Gold and Metals Moving Technically

One might think that with the EU kicking the Greek can down the road till next month and the Euro trading a bit stronger against the USD, that gold would not be rallying. But it is, on top of a rise in Presidents' Day trading. It is impressive that on a percentage basis, it is up almost as much as its more volatile friend silver today, and a good deal more than the stock market averages. Given increasing evidence that China could be on the verge of a bursting credit and property bubble, and given prior evidence of massive speculation in base metals by individual Chinese, all non-monetary metals-- which means all metals except gold--could be at significant risk for price declines without warning.

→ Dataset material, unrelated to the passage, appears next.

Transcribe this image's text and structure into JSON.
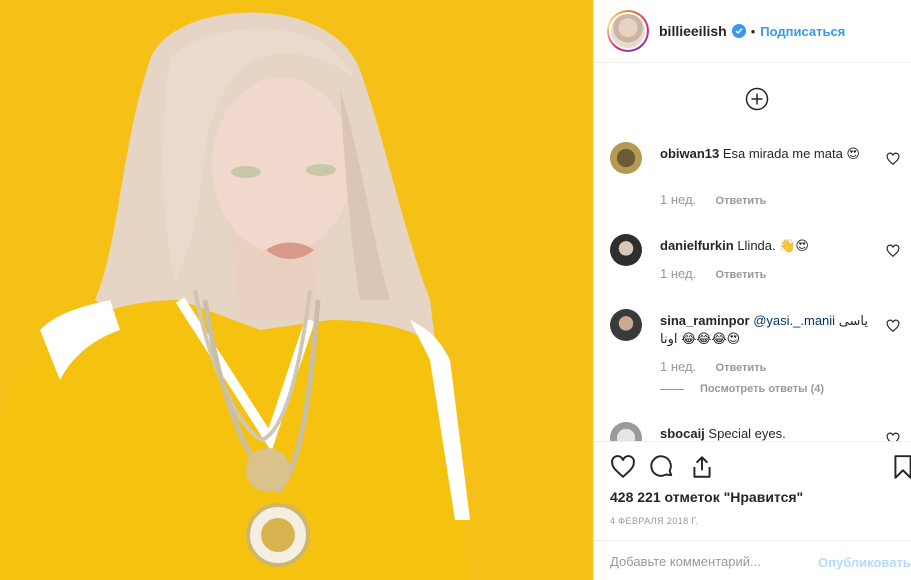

Meanwhile, here is a chart from the technician Clive Maund (http://www.clivemaund.com/), showing his analysis of gold. As I write this, Kitco reports spot gold is about $1115 per ounce. A close above here and then a close above $1120 would suggest a breakout.
Longer-term charts of the GLD ETF suggest that since the 50-day smoothed moving average of GLD has turned downward (though remaining well above the 200 day sma), some price churning is likely in the months ahead, with my view that the addiction of governments to unsound credit creation implies an upward bias to the gold price.
Also supporting churning rather than a brisk breakout to new highs is the proliferation of ads for gold on TV.
Obviously there is inventory and profit margins.
Nonetheless, unlike the Internet stock scam of a decade ago, "they" can't create new gold the way they created stock offerings. Despite all the creation of new stock supply, the NASDAQ Composite rose almost fifteen times in one decade between the 1990 recession low of 344 to the March 2000 bubble high of about 5100.
From its 1999 and 2001 double bottom a bit above $250 per ounce, gold is up about 4 1/2 times. Even if gold were to double quickly, it would still be underperforming the NAZ bubble.

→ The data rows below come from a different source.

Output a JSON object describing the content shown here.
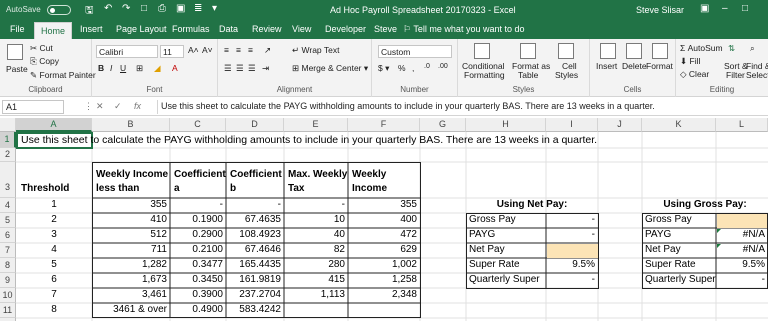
{
  "titlebar": {
    "autosave_label": "AutoSave",
    "autosave_state": "Off",
    "document_title": "Ad Hoc Payroll Spreadsheet 20170323  -  Excel",
    "user_name": "Steve Slisar"
  },
  "tabs": [
    "File",
    "Home",
    "Insert",
    "Page Layout",
    "Formulas",
    "Data",
    "Review",
    "View",
    "Developer",
    "Steve"
  ],
  "active_tab": "Home",
  "tell_me": "Tell me what you want to do",
  "ribbon": {
    "clipboard": {
      "paste": "Paste",
      "cut": "Cut",
      "copy": "Copy",
      "format_painter": "Format Painter",
      "label": "Clipboard"
    },
    "font": {
      "name": "Calibri",
      "size": "11",
      "label": "Font"
    },
    "alignment": {
      "wrap_text": "Wrap Text",
      "merge_center": "Merge & Center",
      "label": "Alignment"
    },
    "number": {
      "format": "Custom",
      "label": "Number"
    },
    "styles": {
      "conditional": "Conditional",
      "conditional2": "Formatting",
      "format_as": "Format as",
      "format_as2": "Table",
      "cell": "Cell",
      "cell2": "Styles",
      "label": "Styles"
    },
    "cells": {
      "insert": "Insert",
      "delete": "Delete",
      "format": "Format",
      "label": "Cells"
    },
    "editing": {
      "autosum": "AutoSum",
      "fill": "Fill",
      "clear": "Clear",
      "sort": "Sort &",
      "sort2": "Filter",
      "find": "Find &",
      "find2": "Select",
      "label": "Editing"
    }
  },
  "formula_bar": {
    "name_box": "A1",
    "fx": "fx",
    "content": "Use this sheet to calculate the PAYG withholding amounts to include in your quarterly BAS. There are 13 weeks in a quarter."
  },
  "columns": [
    "A",
    "B",
    "C",
    "D",
    "E",
    "F",
    "G",
    "H",
    "I",
    "J",
    "K",
    "L"
  ],
  "rows": [
    "1",
    "2",
    "3",
    "4",
    "5",
    "6",
    "7",
    "8",
    "9",
    "10",
    "11",
    "12"
  ],
  "sheet": {
    "a1": "Use this sheet to calculate the PAYG withholding amounts to include in your quarterly BAS. There are 13 weeks in a quarter.",
    "headers": {
      "threshold": "Threshold",
      "weekly_income_less_than_1": "Weekly Income",
      "weekly_income_less_than_2": "less than",
      "coeff_a_1": "Coefficient",
      "coeff_a_2": "a",
      "coeff_b_1": "Coefficient",
      "coeff_b_2": "b",
      "max_weekly_tax_1": "Max. Weekly",
      "max_weekly_tax_2": "Tax",
      "weekly_income_1": "Weekly",
      "weekly_income_2": "Income"
    },
    "table": [
      [
        "1",
        "355",
        "-",
        "-",
        "-",
        "355"
      ],
      [
        "2",
        "410",
        "0.1900",
        "67.4635",
        "10",
        "400"
      ],
      [
        "3",
        "512",
        "0.2900",
        "108.4923",
        "40",
        "472"
      ],
      [
        "4",
        "711",
        "0.2100",
        "67.4646",
        "82",
        "629"
      ],
      [
        "5",
        "1,282",
        "0.3477",
        "165.4435",
        "280",
        "1,002"
      ],
      [
        "6",
        "1,673",
        "0.3450",
        "161.9819",
        "415",
        "1,258"
      ],
      [
        "7",
        "3,461",
        "0.3900",
        "237.2704",
        "1,113",
        "2,348"
      ],
      [
        "8",
        "3461 & over",
        "0.4900",
        "583.4242",
        "",
        ""
      ]
    ],
    "net_pay_box": {
      "title": "Using Net Pay:",
      "rows": [
        [
          "Gross Pay",
          "-"
        ],
        [
          "PAYG",
          "-"
        ],
        [
          "Net Pay",
          ""
        ],
        [
          "Super Rate",
          "9.5%"
        ],
        [
          "Quarterly Super",
          "-"
        ]
      ]
    },
    "gross_pay_box": {
      "title": "Using Gross Pay:",
      "rows": [
        [
          "Gross Pay",
          ""
        ],
        [
          "PAYG",
          "#N/A"
        ],
        [
          "Net Pay",
          "#N/A"
        ],
        [
          "Super Rate",
          "9.5%"
        ],
        [
          "Quarterly Super",
          "-"
        ]
      ]
    }
  },
  "colors": {
    "accent": "#217346",
    "highlight": "#fce4b6",
    "error_marker": "#1a7a3c"
  }
}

Not that I am either predicting a gold bubble or advocating that one invest or speculate that one will form.
Right now, it is easy to see GLD bouncing to the top end of the $107-113 range suggested 2+ months ago, when it looked toppy at $119 as was mentioned in this blog in real time. Should that occur, selling covered calls on GLD for the non-core part of my gold holdings may be attractive.
But that commentary jumps the gun quite a bit. On a closing basis, gold remains in a correction and for all we know is in for another almost 3 decades before it gets back to its recent peak price.
Copyright (C) Long Lake LLC 2010

1 comment:

  1. A bubble in, say, shares, stocks or commodities happens when people believe it will "go up and up" (and is, as a rule, as with housing recently and "tech" stocks at the beginning of the millenium, again mainly driven by money inflation). Gold in contrast is a hedge against inflation and against looming sovereign defaults. Inflation by definition is the increase in money supply. There's no doubt that this has happened several fold in only two years. So there is inflation. Hence there is no gold bubble, as gold has not appreciated by a tenth even of what the monetary base has expanded!